Reuters, "Group says FDA knew of Avandia risk years ago"

          U.S. health authorities were aware of heart risks linked to GlaxoSmithKline Plc's widely prescribed diabetes drug Avandia and another competitor nearly five years ago, consumer advocacy group Public Citizen said on Tuesday. In 2002, U.S. Food and Drug Administration staff scientists called for reports of congestive heart failure to be included on the label of Avandia as well as Actos, made by Takeda Pharmaceutical Co. Ltd., the group said, citing an internal FDA document. The group released the memo one day after researchers reported Avandia, or rosiglitazone, raises the risk of cardiovascular-related death by 64 percent and the risk of heart attack by 43 percent.

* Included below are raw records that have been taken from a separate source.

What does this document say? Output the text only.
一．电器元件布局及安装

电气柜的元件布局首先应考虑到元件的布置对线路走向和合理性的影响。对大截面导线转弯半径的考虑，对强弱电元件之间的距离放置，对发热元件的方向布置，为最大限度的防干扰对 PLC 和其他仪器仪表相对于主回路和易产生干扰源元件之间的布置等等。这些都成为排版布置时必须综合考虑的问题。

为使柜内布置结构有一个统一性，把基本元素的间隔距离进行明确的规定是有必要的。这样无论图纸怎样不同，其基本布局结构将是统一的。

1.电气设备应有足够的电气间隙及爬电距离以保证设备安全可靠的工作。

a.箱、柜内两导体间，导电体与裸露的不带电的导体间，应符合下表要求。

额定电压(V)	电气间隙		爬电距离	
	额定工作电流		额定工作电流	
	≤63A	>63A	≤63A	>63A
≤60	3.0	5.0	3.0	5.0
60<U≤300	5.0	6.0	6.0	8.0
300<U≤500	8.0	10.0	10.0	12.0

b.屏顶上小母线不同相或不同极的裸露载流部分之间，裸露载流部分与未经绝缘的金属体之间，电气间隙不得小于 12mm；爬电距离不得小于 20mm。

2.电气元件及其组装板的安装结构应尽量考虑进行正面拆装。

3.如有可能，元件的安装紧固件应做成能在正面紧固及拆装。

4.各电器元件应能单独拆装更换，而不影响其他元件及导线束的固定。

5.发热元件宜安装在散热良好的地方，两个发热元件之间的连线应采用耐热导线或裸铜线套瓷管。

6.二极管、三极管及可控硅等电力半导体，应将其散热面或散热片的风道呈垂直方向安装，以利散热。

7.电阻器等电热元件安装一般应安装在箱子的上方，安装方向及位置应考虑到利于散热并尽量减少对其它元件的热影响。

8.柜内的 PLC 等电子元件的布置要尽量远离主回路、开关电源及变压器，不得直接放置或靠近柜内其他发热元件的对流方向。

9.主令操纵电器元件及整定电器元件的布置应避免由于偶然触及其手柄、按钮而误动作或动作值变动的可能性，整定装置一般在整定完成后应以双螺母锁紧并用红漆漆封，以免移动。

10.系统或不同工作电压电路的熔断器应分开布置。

          Glaxo strongly objected to the results and defended use of the drug, which treats type 2 diabetes. At the same time, the FDA said an agency analysis showed a higher risk but it was not yet completed, adding other studies contradicted the latest findings. It called on patients to talk to their doctors but stopped short of taking other action. Dr. Sidney Wolfe, head of Public Citizen's Health Research Group which has been critical of Avandia for years, said the 2002 memo showed the agency failed to take the concerns of its staff scientists seriously.
          "As a result, millions of people - to the detriment of their health - are prescribed drugs whose risks are dangerously understated, instead of being prescribed safer, equally or more effective alternative drugs," he said in a statement. In a letter to FDA Commissioner Andrew von Eschenbach, Wolfe urged the agency to impose the strongest warning possible -- a black box -- on both Avandia and Actos, or ban them outright. "There continues to be no mention of the large and increasing number of post-marketing reports of heart failure, which was the explicit recommendation in the 2002 internal FDA memo," Wolfe wrote.